2- Akıl, Allah’ın buyruğu ve insani sorumluluk gereği, humusun ve zekâtın farzlardan olduğunu ve hak sahiplerine verilmesi gerektiğini söylemektedir; nefis ise, Allah’ın farzlarından yüz çevirerek İlahî sorumluluktan sakınmayı, kat kat fazlasıyla batıl ve gereksiz yerlerde harcama yapılmayı istemektedir.

3- Akıl, Allah’ın buyruğu gereği, namazların efdal vaktinde kılınması gerektiğini söylemektedir; nefis ise kuldan, vaktim yoktur, meşgulüm ve Allah’ın benim namazlarıma ihtiyacı mı var, demesini istemektedir. Oysaki aynı nefis, saatlerce boşu boşuna vakit geçirmekten hiç bir sıkıntı yaşamamaktadır.

4- Akıl, Allah’ın buyruğu gereği, müçtehit olmayanların “furu-u din” de müçtehit olan kimselerden taklit edilmesi gerektiğini söylemektedir; nefis ise, kulun taklit etmesini körü körüne bağlılık olduğunu kabul etmekte ve taklit etmenin de gereksiz olduğunu istemektedir. Oysaki aynı nefis, binlerce kere (giyim kuşam tarzı ve saç modeli gibi) başkalarından taklit edilmesine mani görmemektedir.

5- Akıl, İlahî ahlak ve insani edep gereği, otobüste, minibüste oturmaları için yerin yaşlı ve güçsüz kişilere verilmesi gerektiğini söylemektedir; nefis ise, bu durum karşısında kayıtsız kalınmasını istemektedir.

6- Akıl, öğüt, nasihat ve bilgi almak için mütalaa etmek ve vaaz dinlemek gerektiğini söylemektedir; nefis ise, kayıtsızlık ve yorgunluk gösterilmesini istemektedir. Oysaki aynı nefis, yorgunluk göstermeksizin saatlerce gaflet içerisinde veya faydası olmayan filim ve müzik gibi şeyler dinleyerek vakit geçirmektedir. 

7- Müslümanların büyük hatta ekseriyeti biz de dahil olmak üzere bu akıl nefs mücadelesinin mağluplarıyız. Nefse Mutlak galibiyet evliyalarda söz konusu edilebilir. Aksi halde tüm inananlar bu tehdidin muhatabıdır. İşte ahiretteki Allah’ın şefaat yetkisini verdiği veya vereceği, Peygamber, Nebiler ve Ehli beytin pak imamları şefaat ‘in Nurlu dalgaları bizim gibi günahkârların kalkanı olacaktır biiznillah.  

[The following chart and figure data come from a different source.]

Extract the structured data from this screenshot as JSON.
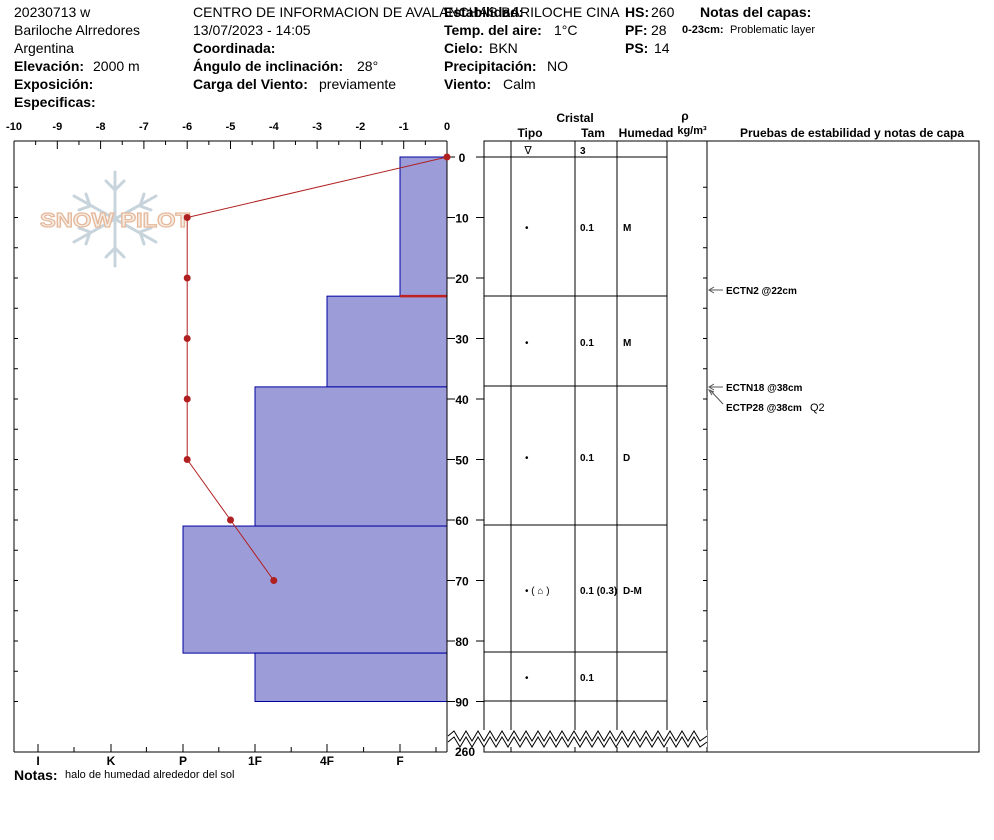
{
  "header": {
    "id": "20230713 w",
    "location": "Bariloche Alrredores",
    "country": "Argentina",
    "elevation_label": "Elevación:",
    "elevation_value": "2000 m",
    "exposure_label": "Exposición:",
    "specifics_label": "Especificas:",
    "organization": "CENTRO DE INFORMACION DE AVALANCHAS BARILOCHE CINA",
    "datetime": "13/07/2023 - 14:05",
    "coordinate_label": "Coordinada:",
    "slope_label": "Ángulo de inclinación:",
    "slope_value": "28°",
    "wind_load_label": "Carga del Viento:",
    "wind_load_value": "previamente",
    "stability_label": "Estabilidad:",
    "air_temp_label": "Temp. del aire:",
    "air_temp_value": "1°C",
    "sky_label": "Cielo:",
    "sky_value": "BKN",
    "precip_label": "Precipitación:",
    "precip_value": "NO",
    "wind_label": "Viento:",
    "wind_value": "Calm",
    "hs_label": "HS:",
    "hs_value": "260",
    "pf_label": "PF:",
    "pf_value": "28",
    "ps_label": "PS:",
    "ps_value": "14",
    "layer_notes_label": "Notas del capas:",
    "layer_note_range": "0-23cm:",
    "layer_note_text": "Problematic layer"
  },
  "watermark": "SNOW PILOT",
  "table": {
    "crystal_label": "Cristal",
    "type_label": "Tipo",
    "size_label": "Tam",
    "humidity_label": "Humedad",
    "density_symbol": "ρ",
    "density_unit": "kg/m³",
    "tests_label": "Pruebas de estabilidad y notas de capa",
    "surface_symbol": "∇",
    "surface_size": "3",
    "rows": [
      {
        "type": "•",
        "size": "0.1",
        "humidity": "M"
      },
      {
        "type": "•",
        "size": "0.1",
        "humidity": "M"
      },
      {
        "type": "•",
        "size": "0.1",
        "humidity": "D"
      },
      {
        "type": "•  ( ⌂ )",
        "size": "0.1 (0.3)",
        "humidity": "D-M"
      },
      {
        "type": "•",
        "size": "0.1",
        "humidity": ""
      }
    ],
    "tests": [
      {
        "label": "ECTN2 @22cm",
        "extra": ""
      },
      {
        "label": "ECTN18 @38cm",
        "extra": ""
      },
      {
        "label": "ECTP28 @38cm",
        "extra": "Q2"
      }
    ]
  },
  "notes": {
    "label": "Notas:",
    "text": "halo de humedad alrededor del sol"
  },
  "chart_data": {
    "type": "bar",
    "orientation": "horizontal-profile",
    "temp_axis": {
      "label": "",
      "ticks": [
        "-10",
        "-9",
        "-8",
        "-7",
        "-6",
        "-5",
        "-4",
        "-3",
        "-2",
        "-1",
        "0"
      ],
      "range": [
        -10,
        0
      ]
    },
    "depth_axis": {
      "ticks": [
        "0",
        "10",
        "20",
        "30",
        "40",
        "50",
        "60",
        "70",
        "80",
        "90"
      ],
      "range": [
        0,
        100
      ],
      "bottom_label": "260"
    },
    "hardness_axis": {
      "ticks": [
        "I",
        "K",
        "P",
        "1F",
        "4F",
        "F"
      ]
    },
    "hardness_layers": [
      {
        "top": 0,
        "bottom": 23,
        "hardness": "F"
      },
      {
        "top": 23,
        "bottom": 38,
        "hardness": "4F-"
      },
      {
        "top": 38,
        "bottom": 61,
        "hardness": "1F"
      },
      {
        "top": 61,
        "bottom": 82,
        "hardness": "P"
      },
      {
        "top": 82,
        "bottom": 90,
        "hardness": "1F"
      }
    ],
    "weak_layer_depth": 23,
    "temperature_profile": [
      {
        "depth": 0,
        "temp": 0
      },
      {
        "depth": 10,
        "temp": -6
      },
      {
        "depth": 20,
        "temp": -6
      },
      {
        "depth": 30,
        "temp": -6
      },
      {
        "depth": 40,
        "temp": -6
      },
      {
        "depth": 50,
        "temp": -6
      },
      {
        "depth": 60,
        "temp": -5
      },
      {
        "depth": 70,
        "temp": -4
      }
    ],
    "colors": {
      "layer_fill": "#9c9cd8",
      "layer_stroke": "#0000a0",
      "temperature": "#b02020",
      "weak_layer": "#c02020"
    }
  }
}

    Zengin Müslümanlardan biri temiz ve şık elbiseyle Resulullah (sav)’in yanına gelerek O Hazretin yanında oturdu. Daha sonra eski elbiseli bir fakir de gelerek o zengin adamın yanında oturdu. Zengin adam hemen elbiselerini toplayarak fakirden biraz uzaklaştı.   

    Resulullah (sav) o adamın bu kibirli tavrından çok rahatsız oldu ve zengin adama: “Onun fakirliğinden, sana bir şeyin geçmesinden mi korktun?” buyurdular.

Zengin adam: “Hayır, ya Resulullah.” dedi.

    Peygamber (sav): “Senin zenginliğinden bir şeyin ona ulaşmasından mı korktun?”

Zengin adam: “Hayır!”

    Peygamber (sav): “Onun elbisesinin senin elbiseni kirletmesinden mi korktun?”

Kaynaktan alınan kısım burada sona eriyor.